The Gray Fossil Site provides a unique view of the MioPliocene of eastern North America. Intermixed within the oak-hickory subtropical habitat were faunal components (i) typical of the late Hemphillian of North America, (ii) unique components with distinct Asian affinities, and (iii) now, with the Heloderma presented here, taxa presently restricted to arid and tropical environments of Mexico. Clearly the onset of the Plio-Pleistocene cooling events altered the mosaic of floral and faunal species in the communities of the southern Appalachians as well as elsewhere in North America. Tihen (1964: 278–279) presented a then-merging theme, “The present [herpetofaunal] groups inhabitating temperate North America derive from three main sources: (a) relicts of groups that were widespread in the early Tertiary; (b) groups entering from ‘the north’—eventually Eurasia—between the mid-Oligocene and mid-Pliocene; (c) groups entering from ‘the south’—Central America … this ‘southern’ contribution is more extensive than is usually realized.” Consequently, the Heloderma record presented here further corroborates Tihen's model.
Three lizard osteoderms were recovered from the Hemphillian-age (latest Miocene—early Pliocene) sediments at the Gray Fossil Site in northeastern Tennessee. A review of osteoderm morphology of extinct and extant lizards of Monstersauria led to the discovery of a ring-extension that can surround or partly surround the osteosderms of both the cranium and body, character identified here as an apomorphy for Heloderma. This genus then once inhabited an oak-hickory subtropical forest surrounding a pond environment that contained abundant remains of fishes, neotenic salamanders, aquatic turtles, and numerous Alligator. The forest, with many species of climbing vines, was also inhabited by, among others, species of lesser panda, Eurasian badger, rhino, small bear, sabre-toothed cat, various artiodactyls, multiple terrestrial salamanders, fossorial lizards, snakes, and the beaded lizard Heloderma. We show that Heloderma was present during the Miocene from at least middle Hemingfordian to the latest Hemphillian Land Mammal Ages in tropical to subtropical environments in southeastern North America.
We appreciate the help of Jeff Supplee, Brian Compton, April Nye, Shawn Haugrud, Brett Woodward, and Jeanne Zavada, all members of ETMNH and Gray Fossil Site.

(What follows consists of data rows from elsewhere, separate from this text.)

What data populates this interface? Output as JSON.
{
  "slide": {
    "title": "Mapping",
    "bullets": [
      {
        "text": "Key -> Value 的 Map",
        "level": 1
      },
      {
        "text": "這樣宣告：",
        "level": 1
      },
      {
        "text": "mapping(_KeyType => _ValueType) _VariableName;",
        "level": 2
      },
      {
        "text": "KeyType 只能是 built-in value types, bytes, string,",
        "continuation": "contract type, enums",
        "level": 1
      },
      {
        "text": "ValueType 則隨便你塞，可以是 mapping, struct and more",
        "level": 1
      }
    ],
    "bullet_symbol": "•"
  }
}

We thank Christopher J. Bell (University of Texas at Austin, USA), Randy Nydam (Midwestern University, Glendale, Arizona, USA), and Jozef Klembara (Comenius University in Bratislava, Slovakia) for their continued assistance and discussions about extant and fossil anguimormph lizards. We thank Richard Hulbert (Florida Museum of Natural History, Florida, USA) for the loan of the Thomas Farm helodermatid remains. We appreciate discussions with Yu-Sheng Christopher Liu and Diana Ochoa-Lozano (ETMNH) about the botanical remains recovered from the Gray Fossil Site. Helpful reviews and discussions were received from Marc L. Augé (Muséum national d'Hisitoire naturelle, France), Michael Benton (University of Bristol, UK), Bhart-Anjan S. Bhullar (Harvard University, Massachusetts, USA), and Robert Sullivan (State Museum of Pennsylvania, USA). Partial funding for this project was received from National Science Foundation Award 0958985 to co-authors SCW and BWS.